I don't go in details but you see such effect for all haplogroups : it work with R1b, with R1a, with N, with O ... it is really a well known thing : historical-events translate in diversification events.
After, there is people not understanding this probe (because it require some technical skills), or people not liking what it shows that will go wild about it.
But empiracal cases where this probe works is just amazingly good. Of course, interpretation can always be challenged, but dismissing this probe is not serious.
Then, let speak of Z631: nothing happen around roman times ... really nothing ! It didn't work with an Illyrian setting (diversity in Albania is not even that strong considering the level of over-sampling of this country ... Z631 is all over Europe, there is no reasons to believe it didn't went to Albania).
When is Z631 expanding ? Around 900-800 BCE, did we see something in southern Balkanic clades ? No, nothing again, should-we believe that Z631 expanded without affecting nearby populations ?

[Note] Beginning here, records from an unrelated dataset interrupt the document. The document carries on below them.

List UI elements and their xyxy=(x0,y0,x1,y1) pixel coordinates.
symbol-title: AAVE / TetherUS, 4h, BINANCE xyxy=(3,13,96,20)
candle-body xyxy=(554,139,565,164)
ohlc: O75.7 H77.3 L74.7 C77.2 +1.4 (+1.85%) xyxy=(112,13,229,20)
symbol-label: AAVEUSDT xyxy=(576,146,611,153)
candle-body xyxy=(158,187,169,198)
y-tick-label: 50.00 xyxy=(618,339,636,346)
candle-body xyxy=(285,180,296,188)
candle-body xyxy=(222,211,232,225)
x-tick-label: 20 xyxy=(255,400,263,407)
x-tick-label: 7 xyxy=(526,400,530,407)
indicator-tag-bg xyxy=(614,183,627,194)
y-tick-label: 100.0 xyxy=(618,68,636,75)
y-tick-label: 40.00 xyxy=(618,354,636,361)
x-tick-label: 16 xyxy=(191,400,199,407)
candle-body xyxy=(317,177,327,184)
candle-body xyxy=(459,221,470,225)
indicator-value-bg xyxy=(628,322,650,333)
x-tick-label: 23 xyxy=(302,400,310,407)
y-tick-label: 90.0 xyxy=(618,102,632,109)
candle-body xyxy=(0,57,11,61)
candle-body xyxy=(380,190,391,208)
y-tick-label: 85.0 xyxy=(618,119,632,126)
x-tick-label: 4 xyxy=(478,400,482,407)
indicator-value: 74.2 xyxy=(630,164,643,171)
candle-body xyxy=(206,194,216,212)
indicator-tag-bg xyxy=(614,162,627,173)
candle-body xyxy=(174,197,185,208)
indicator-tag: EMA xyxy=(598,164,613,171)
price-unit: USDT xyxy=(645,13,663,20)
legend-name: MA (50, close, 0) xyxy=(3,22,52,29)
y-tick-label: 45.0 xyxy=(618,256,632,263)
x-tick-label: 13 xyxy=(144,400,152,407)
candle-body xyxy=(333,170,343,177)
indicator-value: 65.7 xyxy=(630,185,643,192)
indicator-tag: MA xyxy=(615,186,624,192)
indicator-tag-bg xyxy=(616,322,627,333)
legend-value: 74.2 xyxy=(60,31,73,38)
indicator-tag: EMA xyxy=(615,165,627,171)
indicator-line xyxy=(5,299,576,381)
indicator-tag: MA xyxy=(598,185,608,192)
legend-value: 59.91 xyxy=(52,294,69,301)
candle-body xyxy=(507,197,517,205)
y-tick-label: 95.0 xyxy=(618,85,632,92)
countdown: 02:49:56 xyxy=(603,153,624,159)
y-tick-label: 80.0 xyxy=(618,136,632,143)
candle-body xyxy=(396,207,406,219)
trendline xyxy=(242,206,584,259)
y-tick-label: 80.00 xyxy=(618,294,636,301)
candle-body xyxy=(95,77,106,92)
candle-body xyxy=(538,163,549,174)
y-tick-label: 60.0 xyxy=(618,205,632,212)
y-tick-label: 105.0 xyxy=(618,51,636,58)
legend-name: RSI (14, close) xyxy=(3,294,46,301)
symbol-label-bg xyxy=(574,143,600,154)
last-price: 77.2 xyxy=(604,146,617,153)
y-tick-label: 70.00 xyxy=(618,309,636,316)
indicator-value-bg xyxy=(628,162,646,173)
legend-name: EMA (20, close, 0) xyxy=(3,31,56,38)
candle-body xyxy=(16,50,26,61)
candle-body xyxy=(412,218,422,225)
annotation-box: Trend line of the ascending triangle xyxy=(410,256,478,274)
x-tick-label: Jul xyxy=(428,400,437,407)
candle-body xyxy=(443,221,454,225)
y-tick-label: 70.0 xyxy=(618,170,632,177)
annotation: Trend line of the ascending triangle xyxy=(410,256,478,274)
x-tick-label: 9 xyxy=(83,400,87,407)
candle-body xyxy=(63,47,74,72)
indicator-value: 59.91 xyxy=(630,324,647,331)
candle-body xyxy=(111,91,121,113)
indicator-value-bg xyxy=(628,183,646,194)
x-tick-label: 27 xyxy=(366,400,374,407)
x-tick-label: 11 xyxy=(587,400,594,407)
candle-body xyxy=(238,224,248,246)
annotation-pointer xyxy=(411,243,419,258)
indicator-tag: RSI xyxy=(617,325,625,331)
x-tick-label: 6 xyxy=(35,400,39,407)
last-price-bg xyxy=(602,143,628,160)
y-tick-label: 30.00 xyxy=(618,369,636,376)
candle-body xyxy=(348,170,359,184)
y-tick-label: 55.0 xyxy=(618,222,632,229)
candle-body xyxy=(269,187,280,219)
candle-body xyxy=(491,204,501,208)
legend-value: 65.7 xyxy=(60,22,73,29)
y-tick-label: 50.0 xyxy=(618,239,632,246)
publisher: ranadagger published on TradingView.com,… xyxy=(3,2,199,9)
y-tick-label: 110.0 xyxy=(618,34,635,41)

There is some Y15058 clades that could show some 900 BCE signal but very faint. It is a clade, BY162321, that is identified in 300 BCE at the Hungarian/Austrian border ... not a surprise !
Thus basically, all nearby clades have "similar" diversification histories ... we observe that everywhere, but for Z631 we should abandon this probe because in a given country some peoples are unhappy about the conclusions ?
On top of that, the oldest Z631 is found in Italy by 100 CE with a typical Gaul-like admixture.
This sample is really interresting, because it didn't carry the typical admixture of the location in which he is found.
Therefore, this sample is neither carrying the admixture from its context, neither the admixture for your theoritical origin of all Z631.
And, with this sample existing you are mocking people considering Celtic origin for the haplogroup of this 100 CE man ?
Please, try to be serious.
But anyway, some other Z631 was in the Balkans by that time (and likely before romans ...).
There is some balkanic clump with 600 BCE diversity, showing that they would not have arrived significantly later than ~500 BCE.
My current diffusion models explain all ancient samples + statistical consideration about diversification dynamic.
Then, if you don't like the conclusion, it is not really my concern ... but for sure, the one doing 2011-like work, is maybe the person that is basing all his conclusions on an isolated cousins ~800 years post-split and his strong whish of some ancestral "Illyrian" lineage.